Tyrosine-protein kinase CSK is involved in the following developmental, metabolic, and signal transduction cascades:

Adherens junction organization, blood coagulation, brain development, cell differentiation, cell migration, cellular response to peptide hormone stimulus, central nervous system development, epidermal growth factor receptor signaling pathway, innate immune response, epithelium morphogenesis, regulation of bone resorption, negative regulation of cell proliferation, negative regulation of ERK1 and ERK2 cascade, negative regulation of Golgi to plasma membrane protein transport, negative regulation of interleukin-6 production, negative regulation of kinase activity, negative regulation of low-density lipoprotein particle clearance, negative regulation of phagocytosis, dendrocyte differentiation, peptidyl-tyrosine autophosphorylation, platelet activation, positive regulation of MAP kinase activity, regulation of cell proliferation, regulation of cytokine production, regulation of Fc receptor mediated stimulatory signaling pathway, T cell costimulation, T cell receptor signaling pathway.
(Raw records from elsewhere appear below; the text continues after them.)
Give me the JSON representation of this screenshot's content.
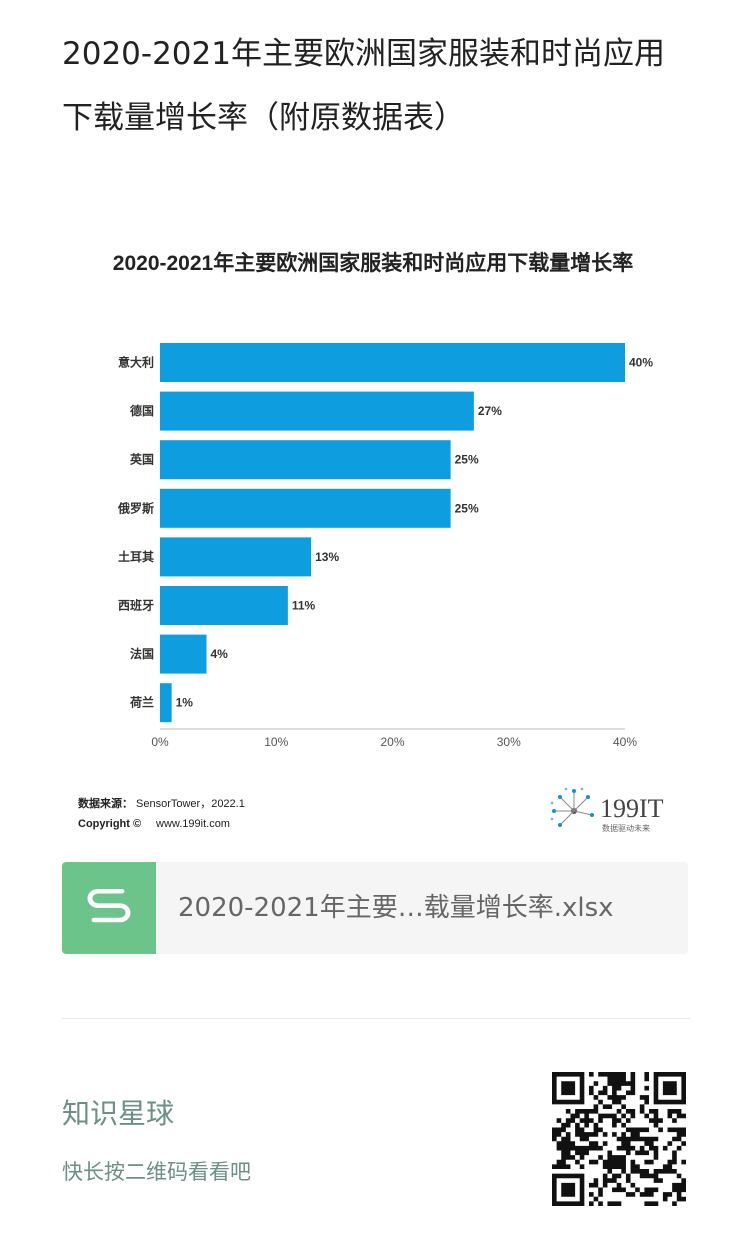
{
  "article": {
    "title": "2020-2021年主要欧洲国家服装和时尚应用下载量增长率（附原数据表）"
  },
  "chart_data": {
    "type": "bar",
    "orientation": "horizontal",
    "title": "2020-2021年主要欧洲国家服装和时尚应用下载量增长率",
    "categories": [
      "意大利",
      "德国",
      "英国",
      "俄罗斯",
      "土耳其",
      "西班牙",
      "法国",
      "荷兰"
    ],
    "values": [
      40,
      27,
      25,
      25,
      13,
      11,
      4,
      1
    ],
    "value_labels": [
      "40%",
      "27%",
      "25%",
      "25%",
      "13%",
      "11%",
      "4%",
      "1%"
    ],
    "x_ticks": [
      "0%",
      "10%",
      "20%",
      "30%",
      "40%"
    ],
    "xlim": [
      0,
      40
    ],
    "bar_color": "#0e9ee0",
    "grid": false,
    "source_label": "数据来源：",
    "source_text": "SensorTower，2022.1",
    "copyright_label": "Copyright ©",
    "copyright_text": "www.199it.com",
    "logo_text": "199IT",
    "logo_tagline": "数据驱动未来"
  },
  "attachment": {
    "file_name": "2020-2021年主要…载量增长率.xlsx",
    "icon": "spreadsheet-icon",
    "accent": "#6cc48a"
  },
  "footer": {
    "planet_title": "知识星球",
    "planet_hint": "快长按二维码看看吧",
    "text_color": "#6e8e86",
    "qr_icon": "qr-code-icon"
  }
}
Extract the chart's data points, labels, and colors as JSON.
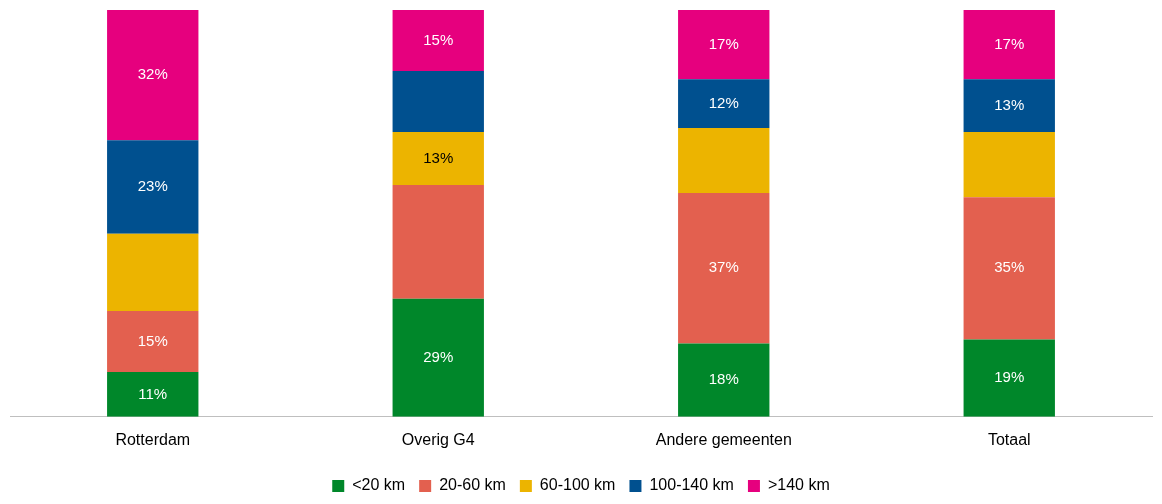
{
  "chart_data": {
    "type": "bar",
    "stacked": true,
    "categories": [
      "Rotterdam",
      "Overig G4",
      "Andere gemeenten",
      "Totaal"
    ],
    "series": [
      {
        "name": "<20 km",
        "color": "#00872a",
        "values": [
          11,
          29,
          18,
          19
        ],
        "value_labels": [
          "11%",
          "29%",
          "18%",
          "19%"
        ]
      },
      {
        "name": "20-60 km",
        "color": "#e3604f",
        "values": [
          15,
          28,
          37,
          35
        ],
        "value_labels": [
          "15%",
          null,
          "37%",
          "35%"
        ]
      },
      {
        "name": "60-100 km",
        "color": "#ecb400",
        "values": [
          19,
          13,
          16,
          16
        ],
        "value_labels": [
          null,
          "13%",
          null,
          null
        ]
      },
      {
        "name": "100-140 km",
        "color": "#00508f",
        "values": [
          23,
          15,
          12,
          13
        ],
        "value_labels": [
          "23%",
          null,
          "12%",
          "13%"
        ]
      },
      {
        "name": ">140 km",
        "color": "#e6007e",
        "values": [
          32,
          15,
          17,
          17
        ],
        "value_labels": [
          "32%",
          "15%",
          "17%",
          "17%"
        ]
      }
    ],
    "legend": "bottom"
  }
}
== Expression and subcellular location ==

CSK is expressed in the lungs and macrophages as well as several other tissues. Tyrosine-Kinase CSK is mainly present in the cytoplasm, but also found in lipid rafts making cell-cell junction.

== Mutations ==

- Y184F – Abolishes phosphorylation.
- Y304F – Decreases activity by two-thirds and alters conformation.
- S364A – Strong decrease of phosphorylation by PRKACA (the catalytic subunit of protein kinase A).

== Clinical significance ==

Csk's interaction with a phosphatase ("Lyp", gene product of PTPN22) is possibly associated with the increased autoimmune diseases associated with PTPN22 mutations.